Migrants face freezing Christmas at U.S.-Mexico border

STORY: After the U.S. Supreme Court this week ruled that restrictions known as Title 42 could stay in place temporarily, many migrants are facing a Christmas weekend of what Mexico's weather service called a "mass of arctic air."

"I want to spend Christmas in a place where it is not cold, I would really like to be under a roof," said Franyer Chavez, a Venezuelan migrant in El Paso, Texas. "Everyone here would like to spend Christmas under a roof because the cold is strong."

Temperatures in the border cities of Matamoros and Reynosa, where several thousand people are camping outside or in bare-bones shelters, are expected to hover around freezing on Saturday (December 24) and only slightly improve on Sunday (December 25).

Further west in Ciudad Juarez, where hundreds of migrants have been lining up to seek asylum at the border with El Paso, Texas, temperatures are forecast to drop to minus six degrees Celsius (21 degrees Fahrenheit).

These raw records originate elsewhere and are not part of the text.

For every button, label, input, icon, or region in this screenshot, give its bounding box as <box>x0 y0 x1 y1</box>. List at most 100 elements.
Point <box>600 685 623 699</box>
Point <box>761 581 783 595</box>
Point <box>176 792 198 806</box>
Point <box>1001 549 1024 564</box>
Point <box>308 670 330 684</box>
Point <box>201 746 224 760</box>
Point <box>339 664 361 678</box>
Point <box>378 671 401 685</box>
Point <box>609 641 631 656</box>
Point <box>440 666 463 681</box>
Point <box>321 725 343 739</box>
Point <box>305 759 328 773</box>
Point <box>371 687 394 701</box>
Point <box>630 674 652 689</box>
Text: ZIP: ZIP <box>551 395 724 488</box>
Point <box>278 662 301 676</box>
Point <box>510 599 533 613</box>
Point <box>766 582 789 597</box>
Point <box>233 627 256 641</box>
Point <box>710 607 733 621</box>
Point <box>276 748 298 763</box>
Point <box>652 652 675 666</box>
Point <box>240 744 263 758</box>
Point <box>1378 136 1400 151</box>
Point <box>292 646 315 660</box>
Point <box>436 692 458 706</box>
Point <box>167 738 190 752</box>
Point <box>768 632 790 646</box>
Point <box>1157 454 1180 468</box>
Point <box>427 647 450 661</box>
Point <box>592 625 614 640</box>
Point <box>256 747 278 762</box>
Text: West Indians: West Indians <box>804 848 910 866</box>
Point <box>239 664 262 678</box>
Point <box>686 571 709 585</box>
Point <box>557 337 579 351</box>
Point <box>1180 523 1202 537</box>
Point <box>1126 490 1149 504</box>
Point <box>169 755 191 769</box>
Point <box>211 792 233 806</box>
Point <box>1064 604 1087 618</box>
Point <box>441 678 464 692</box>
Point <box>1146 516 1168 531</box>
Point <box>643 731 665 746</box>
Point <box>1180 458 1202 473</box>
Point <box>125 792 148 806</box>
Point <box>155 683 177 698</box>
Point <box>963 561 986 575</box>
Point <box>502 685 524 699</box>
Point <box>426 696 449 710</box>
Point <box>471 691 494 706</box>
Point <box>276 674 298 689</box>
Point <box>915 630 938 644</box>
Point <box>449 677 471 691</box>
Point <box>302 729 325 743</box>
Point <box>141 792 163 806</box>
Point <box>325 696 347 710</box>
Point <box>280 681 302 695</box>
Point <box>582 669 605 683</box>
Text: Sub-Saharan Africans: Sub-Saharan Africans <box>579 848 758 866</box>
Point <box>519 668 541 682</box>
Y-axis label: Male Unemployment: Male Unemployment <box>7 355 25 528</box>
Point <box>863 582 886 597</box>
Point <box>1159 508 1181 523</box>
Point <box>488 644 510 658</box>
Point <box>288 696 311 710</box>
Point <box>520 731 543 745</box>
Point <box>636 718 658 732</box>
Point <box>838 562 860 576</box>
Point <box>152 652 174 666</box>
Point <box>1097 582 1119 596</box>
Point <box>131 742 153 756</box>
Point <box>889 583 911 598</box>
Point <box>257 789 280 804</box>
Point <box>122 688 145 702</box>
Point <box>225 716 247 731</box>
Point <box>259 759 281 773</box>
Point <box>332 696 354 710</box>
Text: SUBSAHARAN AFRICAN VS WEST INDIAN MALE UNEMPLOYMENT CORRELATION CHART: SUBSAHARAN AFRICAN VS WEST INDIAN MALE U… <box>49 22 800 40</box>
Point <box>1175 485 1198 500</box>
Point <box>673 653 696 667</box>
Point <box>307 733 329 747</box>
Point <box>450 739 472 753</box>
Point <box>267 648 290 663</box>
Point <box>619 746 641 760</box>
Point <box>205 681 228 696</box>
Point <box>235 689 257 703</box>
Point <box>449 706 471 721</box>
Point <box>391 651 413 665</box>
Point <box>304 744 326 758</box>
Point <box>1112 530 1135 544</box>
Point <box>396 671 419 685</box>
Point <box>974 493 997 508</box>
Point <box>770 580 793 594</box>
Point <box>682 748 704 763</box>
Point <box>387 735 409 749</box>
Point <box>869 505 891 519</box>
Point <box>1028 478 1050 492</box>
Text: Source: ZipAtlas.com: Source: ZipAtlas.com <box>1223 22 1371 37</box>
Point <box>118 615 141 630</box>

Many have been sleeping in the streets.

Officials have provided more space in shelters in recent days, but some migrants are wary.

Title 42 allows the United States to return migrants to Mexico or certain countries without a chance to request asylum. It had been due to end on Dec. 21 before the court ruling. Without clarity on when it will finish, some officials worry their cities could be overwhelmed if more migrants turn up.